The venturers begin making preparations for their trip. While Kismet is shopping in the market, she notes a particularly arrogant man wearing the garb of a wealthy merchant of Izir, purchasing a variety of goods and placing them in a fine leather bag that seems far too small for the contents. She finds it difficult to resist, and one subtle bit of pickpocketing later, she is leaving the market with the magical bag and the Izir merchant no wiser. She seeks out the help of Abd and Aya, and the three of them deduce how to safely retrieve items from the bag. They purchase a few extra presents that the Kholos Sahar might appreciate, adding them to the bag.
The following morning, they gather outside Hamaji. Aya reads from one of the scrolls, and coursers of wind and cloud coalesce from the air around them. The wind-steeds carry them at great speed across the desert, making a journey of what might have been weeks into a matter of days. They skip several caravanserais and enjoy peaceful nights; on the third day, farther from the beaten trails, they pass first a lone wanderer and then a small caravan of Al-Bazra traveling in the same direction.

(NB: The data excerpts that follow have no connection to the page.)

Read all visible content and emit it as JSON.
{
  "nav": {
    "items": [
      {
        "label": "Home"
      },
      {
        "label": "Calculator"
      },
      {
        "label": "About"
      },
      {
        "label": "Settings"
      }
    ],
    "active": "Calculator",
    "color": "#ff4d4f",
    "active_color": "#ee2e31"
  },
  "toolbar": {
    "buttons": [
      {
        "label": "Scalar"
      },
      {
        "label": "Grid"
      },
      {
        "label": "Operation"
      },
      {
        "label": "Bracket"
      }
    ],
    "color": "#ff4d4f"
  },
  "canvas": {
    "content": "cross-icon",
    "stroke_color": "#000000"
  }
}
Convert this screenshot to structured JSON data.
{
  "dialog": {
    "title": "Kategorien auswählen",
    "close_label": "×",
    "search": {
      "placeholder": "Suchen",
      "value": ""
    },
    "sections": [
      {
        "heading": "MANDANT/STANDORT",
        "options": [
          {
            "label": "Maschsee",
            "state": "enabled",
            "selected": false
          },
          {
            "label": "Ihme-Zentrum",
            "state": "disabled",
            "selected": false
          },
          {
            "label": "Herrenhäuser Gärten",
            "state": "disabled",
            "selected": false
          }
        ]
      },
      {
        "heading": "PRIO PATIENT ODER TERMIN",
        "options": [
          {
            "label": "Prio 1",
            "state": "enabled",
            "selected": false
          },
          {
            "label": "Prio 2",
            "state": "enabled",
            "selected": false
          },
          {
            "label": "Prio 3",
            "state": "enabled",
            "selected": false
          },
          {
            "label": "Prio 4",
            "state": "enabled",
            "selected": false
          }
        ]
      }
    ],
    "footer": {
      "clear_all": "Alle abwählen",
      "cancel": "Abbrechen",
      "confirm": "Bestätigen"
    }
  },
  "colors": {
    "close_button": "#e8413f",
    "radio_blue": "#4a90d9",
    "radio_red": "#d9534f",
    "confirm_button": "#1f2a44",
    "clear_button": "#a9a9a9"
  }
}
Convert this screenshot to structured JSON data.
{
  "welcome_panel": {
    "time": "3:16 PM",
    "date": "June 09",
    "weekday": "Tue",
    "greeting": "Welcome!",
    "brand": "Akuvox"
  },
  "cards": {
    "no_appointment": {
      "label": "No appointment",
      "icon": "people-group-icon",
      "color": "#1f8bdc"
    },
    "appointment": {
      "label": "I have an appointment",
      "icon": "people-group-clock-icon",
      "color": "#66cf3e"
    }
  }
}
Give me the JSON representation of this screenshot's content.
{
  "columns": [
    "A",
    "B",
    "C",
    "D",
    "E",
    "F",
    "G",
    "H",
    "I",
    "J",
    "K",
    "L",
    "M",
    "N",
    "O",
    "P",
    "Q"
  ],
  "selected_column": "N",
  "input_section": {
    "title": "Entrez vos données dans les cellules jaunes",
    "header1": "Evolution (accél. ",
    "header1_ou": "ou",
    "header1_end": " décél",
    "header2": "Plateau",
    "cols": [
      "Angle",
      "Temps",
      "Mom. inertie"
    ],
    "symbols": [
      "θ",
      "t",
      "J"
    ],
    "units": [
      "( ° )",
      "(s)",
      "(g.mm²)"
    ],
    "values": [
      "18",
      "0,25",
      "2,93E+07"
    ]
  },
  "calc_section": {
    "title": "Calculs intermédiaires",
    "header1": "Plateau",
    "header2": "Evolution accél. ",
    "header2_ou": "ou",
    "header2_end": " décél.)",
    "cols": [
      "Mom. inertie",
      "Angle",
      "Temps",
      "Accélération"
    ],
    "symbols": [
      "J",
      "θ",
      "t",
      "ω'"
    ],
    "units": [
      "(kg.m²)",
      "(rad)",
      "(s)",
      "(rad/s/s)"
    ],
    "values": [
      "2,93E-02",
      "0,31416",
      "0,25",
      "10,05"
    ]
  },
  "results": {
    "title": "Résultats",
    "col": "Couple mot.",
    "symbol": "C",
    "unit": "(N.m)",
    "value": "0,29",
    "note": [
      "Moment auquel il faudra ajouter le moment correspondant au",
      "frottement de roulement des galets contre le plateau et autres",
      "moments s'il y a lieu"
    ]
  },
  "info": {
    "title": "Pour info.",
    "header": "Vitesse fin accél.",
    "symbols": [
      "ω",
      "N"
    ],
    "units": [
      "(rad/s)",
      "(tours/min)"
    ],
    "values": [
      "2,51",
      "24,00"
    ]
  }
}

That third night, they arrive at the Laughing Waters. The oasis is certainly a sight to behold, and marked by the chuckling and giggling of dozens of hyenas loitering around its trees and waters. A stone monolith stands not far from the oasis’ central pool. The ancient stone is carved into the worn shape of a sitting hyena, watching over the others — one of the Beasts of Stone, and the guardian spirit of the oasis. With the giants nowhere yet in sight, the venturers settle down to wait.